Istilah perikatan yang digunakan dalam Kitab Undang-Undang Hukum Perdata


(KUH Perdata), dalam Islam dikenal dengan “akad”. Jumhur Ulama mendefinisikan
akad sebagai “pertalian antara ijab dan kabul yang dibenarkan oleh syara’ yang
menimbulkan akibat hukum terhadap objeknya”. Dalam istilah fiqh, secara umum akad
berarti sesuatu yang menjadi tekad seseorang untuk melaksanakan, baik yang muncul
dari satu pihak seperti wakaf, talak dan sumpah, maupun yang muncul dari dua pihak
seperti jual beli, sewa, wakalah dan gadai. Secara khusus akad berarti keterangan
antara ijab (pertanyaan penawaran/pemindahan kepemilikan) dan qabul (pertanyaan
penerimaan kepemilikan) dalam lingkup yang disyariatkan dan berpengaruh (ada
sesuatu).
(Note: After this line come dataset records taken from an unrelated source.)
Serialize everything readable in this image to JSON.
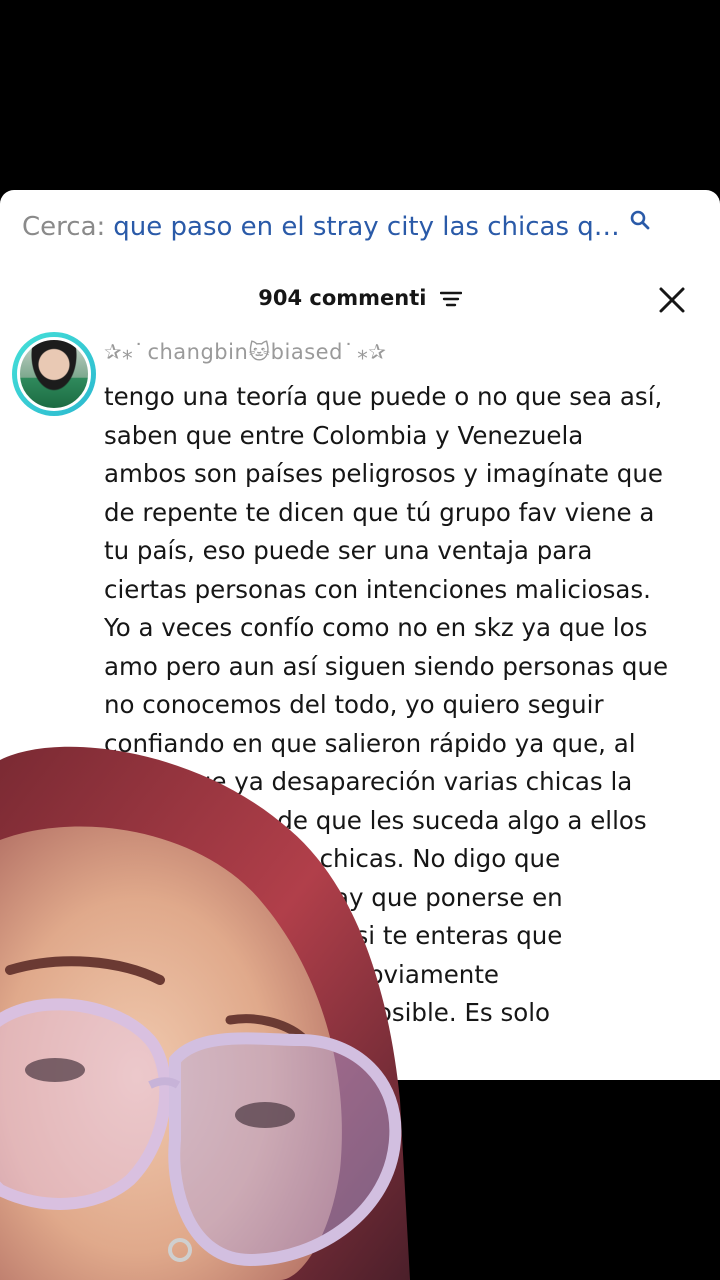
{
  "search": {
    "prefix": "Cerca:",
    "query": "que paso en el stray city las chicas qu..."
  },
  "comments": {
    "count_label": "904 commenti"
  },
  "comment": {
    "username": "✰⁎ ͘ changbin🐱biased ͘ ⁎✰",
    "lines": [
      "tengo una teoría que puede o no que sea así,",
      "saben que entre Colombia y Venezuela",
      "ambos son países peligrosos y imagínate que",
      "de repente te dicen que tú grupo fav viene a",
      "tu país, eso puede ser una ventaja para",
      "ciertas personas con intenciones maliciosas.",
      "Yo a veces confío como no en skz ya que los",
      "amo pero aun así siguen siendo personas que",
      "no conocemos del todo, yo quiero seguir",
      "confiando en que salieron rápido ya que, al",
      "saber que ya desapareción varias chicas la",
      "preocupación de que les suceda algo a ellos",
      "igual que con las chicas. No digo que",
      "sea verdad pero, hay que ponerse en",
      "sus zapatos ya que, si te enteras que",
      "están secuestrando obviamente",
      "te vas lo más rápido posible. Es solo"
    ]
  },
  "icons": {
    "search": "search-icon",
    "filter": "filter-icon",
    "close": "close-icon",
    "avatar": "avatar"
  }
}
Dalam melaksanakan suatu perikatan Islam harus memenuhi rukun dan
syarat yang sesuai dengan hukum Islam. Rukun adalah suatu unsur yang merupakan
bagian yang tidak terpisahkan dari suatu perbuatan atau lembaga yang menentukan
sah atau tidaknya perbuatan tersebut dan ada atau tidaknya sesuatu itu. Sedangkan
syarat adalah sesuatu yang tergantung padanya keberadaan hukum syar’I dan ia
berada di luar hukum itu sendiri, yang ketiadannya menyebabkan hukum pun tidak ada.
Adapun rukun dalam akad yang lain itu ada tiga, yaitu: (i) pelaku akad; (ii) objek akad;
dan (iii) shighat atau pernyataan pelaku akad, yaitu ijab dan qabul.

Pelaku akad haruslah orang yang mampu melakukan akad untuk dirinya (ahliyah)
dan mempunyai otoritas syariah yang diberikan pada seseorang untuk merealisasikan
akad sebagai perwakilan dari (wilayah). Objek akad harus ada ketika terjadi akad, harus
sesuatu yang disyariatkan, harus bisa diserahterimakan ketika terjadi akad, dan harus
sesuatu yang jelas antara dua pelaku akad. Sementara itu, ijab qabul harus jelas
maksudnya, sesuai antara ijab dan qabul, dan bersambung antara ijab dan qabul.
Beberapa unsur dalam akad yang kemudian dikenal sebagai rukun tersebut masing-
masing membutuhkan syarat agar akad dapat terbentuk dan mengikat antara pihak.
Beberapa syarat tersebut meliputi:5
a. Syarat terbentuknya akad, dalam Hukum Islam syarat ini dikenal dengan nama al-
syuruth al-in’iqad. Syarat in’iqad ada yang umum dan khusus. Syarat umum harus
selalu ada pada setiap akad, seperti syarat yang harus ada pada pelaku akad, objek
akad dan shighah akad, akad bukan pada sesuatu yang diharamkan, dan akad pada
sesuatu yang bermanfaat. Sementara itu, syarat khusus merupakan sesuatu yang
harus ada pada akad-akad tertentu, seperti syarat minimal dua saksi pada akad
nikah.
b. Syarat keabsahan akad adalah syarat tambahan yang dapat mengabsahkan akad
setelah in’iqad tersebut dipenuhi. Adapaun pengertian lain yaitu syarat yang
diperlukan secara syariah agar aka berpengaruh, seperti dalam akad perdagangan
harus bersih dari cacat. Apabila sebuah akad tidak memenuhi empat syarat
tersebut, meskipun rukun dan syarat in’iqad sudah terpenuhi, akad tidak syah dan
disebut sebagai akad fasid. Menurut ahli hukum Hanafi, akad fasid adalah akad
yang menurut syara’ syah pokoknya, tetapi tidak syah sifatnya. Maksudnya adalah
akad yang telah memenuhi rukun dan syarat terbentuknya, tetapi belum memenuhi
syarat keabsahannya.
c. Syarat nafadz ada dua yaitu kepemilikan (barang dimiliki oleh pelaku dan berhak
menggunakannya) dan wilayahnya.
d. Syarat lazim yaitu bahwa akad harus dilaksanakan apabila tidak ada cacat.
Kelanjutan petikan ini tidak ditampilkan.